Pintando aquellos extraños bisontes en libretas y papeles. Así pasaba el tiempo mientras el profesor explicaba, cualquiera que fuera la asignatura. La mayoría de profesores le habían dejado por imposible. El resto alentaba su obsesión, con la esperanza de que si la cultivaba con ahínco acabara convirtiéndose en ilustrador o pintor. No sabían lo que hacían. Un día repartió por el camino que llevaba hasta el colegio todos los dibujos que había hecho, unos cuantos cientos. Cuando hubo acabado, una ventisca se alzó y se llevó por los aires todas sus obras. Al día siguiente, justo antes de empezar las clases, una estampida de bisontes arrasó el colegio y los campos colindantes. Se suspendieron las clases durante días, y nos alegramos. A decir verdad, también nos alegramos de que no hubiera dibujado lobos.
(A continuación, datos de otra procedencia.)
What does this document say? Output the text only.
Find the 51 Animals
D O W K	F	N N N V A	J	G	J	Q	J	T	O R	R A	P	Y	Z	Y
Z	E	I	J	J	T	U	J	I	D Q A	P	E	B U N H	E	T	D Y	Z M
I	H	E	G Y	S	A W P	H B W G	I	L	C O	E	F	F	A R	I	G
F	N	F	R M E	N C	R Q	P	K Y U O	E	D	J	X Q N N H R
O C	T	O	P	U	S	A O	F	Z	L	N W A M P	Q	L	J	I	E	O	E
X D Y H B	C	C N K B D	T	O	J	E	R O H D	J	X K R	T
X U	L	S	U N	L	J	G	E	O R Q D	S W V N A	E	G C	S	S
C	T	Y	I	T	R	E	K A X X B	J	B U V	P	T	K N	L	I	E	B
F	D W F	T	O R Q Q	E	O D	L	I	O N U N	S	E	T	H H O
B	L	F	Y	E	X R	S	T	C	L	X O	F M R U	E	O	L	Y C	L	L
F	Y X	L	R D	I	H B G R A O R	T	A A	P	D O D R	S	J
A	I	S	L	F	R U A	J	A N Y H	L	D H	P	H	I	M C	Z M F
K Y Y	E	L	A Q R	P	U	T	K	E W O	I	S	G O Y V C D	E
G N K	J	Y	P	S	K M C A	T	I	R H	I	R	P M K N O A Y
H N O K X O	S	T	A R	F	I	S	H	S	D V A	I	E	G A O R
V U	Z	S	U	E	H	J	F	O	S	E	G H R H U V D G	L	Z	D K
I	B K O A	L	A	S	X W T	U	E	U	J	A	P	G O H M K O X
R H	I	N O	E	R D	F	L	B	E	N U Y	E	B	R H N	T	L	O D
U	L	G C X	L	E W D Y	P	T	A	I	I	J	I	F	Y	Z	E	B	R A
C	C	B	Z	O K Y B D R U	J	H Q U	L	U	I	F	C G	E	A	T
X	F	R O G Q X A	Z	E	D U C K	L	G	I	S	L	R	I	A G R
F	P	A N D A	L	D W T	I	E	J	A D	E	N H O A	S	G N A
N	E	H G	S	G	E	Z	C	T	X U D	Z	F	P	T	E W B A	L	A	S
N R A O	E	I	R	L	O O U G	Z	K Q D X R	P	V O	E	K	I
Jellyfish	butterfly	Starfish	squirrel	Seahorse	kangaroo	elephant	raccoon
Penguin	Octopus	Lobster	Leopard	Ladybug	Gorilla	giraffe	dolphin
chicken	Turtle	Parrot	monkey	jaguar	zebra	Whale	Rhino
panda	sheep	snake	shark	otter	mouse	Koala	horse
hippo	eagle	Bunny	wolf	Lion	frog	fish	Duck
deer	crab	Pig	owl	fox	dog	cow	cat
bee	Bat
Sembrar bisontes. Fuente:  http://abcnews.go.com/images/International/AP_week_in_pictures_banksy_jef_150227.jpg
Sembrar bisontes. Fuente: http://abcnews.go.com/images/International/AP_week_in_pictures_banksy_jef_150227.jpg

 

TODOS FIRMAMOS

Al capitán le dio por pintar extraños bisontes en las paredes de la cueva donde nos refugiábamos. Mezclaba piedras marcianas convenientemente machacadas con aceite de robots estropeados. Conseguía un brillo y una textura semejante a las de las pinturas rupestres. De vez en cuando también dibujaba el perfil de un cohete o una trayectoria de la Tierra a Marte.

– ¿Por qué lo hace? -me atreví a preguntarle un día.

– Para recordaros que cincuenta mil años de historia humana nos contemplan.

– ¡Pues qué bien! -protestó Kurtz-. Tanto esfuerzo para acabar como al principio.

– No -le corrigió el capitán-, no estamos igual que al principio. Ahora miramos a las estrellas y no tenemos miedo. Miramos cara a cara al mundo y no inventamos supersticiones: inventamos cohetes.

Todos firmamos las pinturas con la palma de nuestra mano cuando el oxígeno empezó a escasear.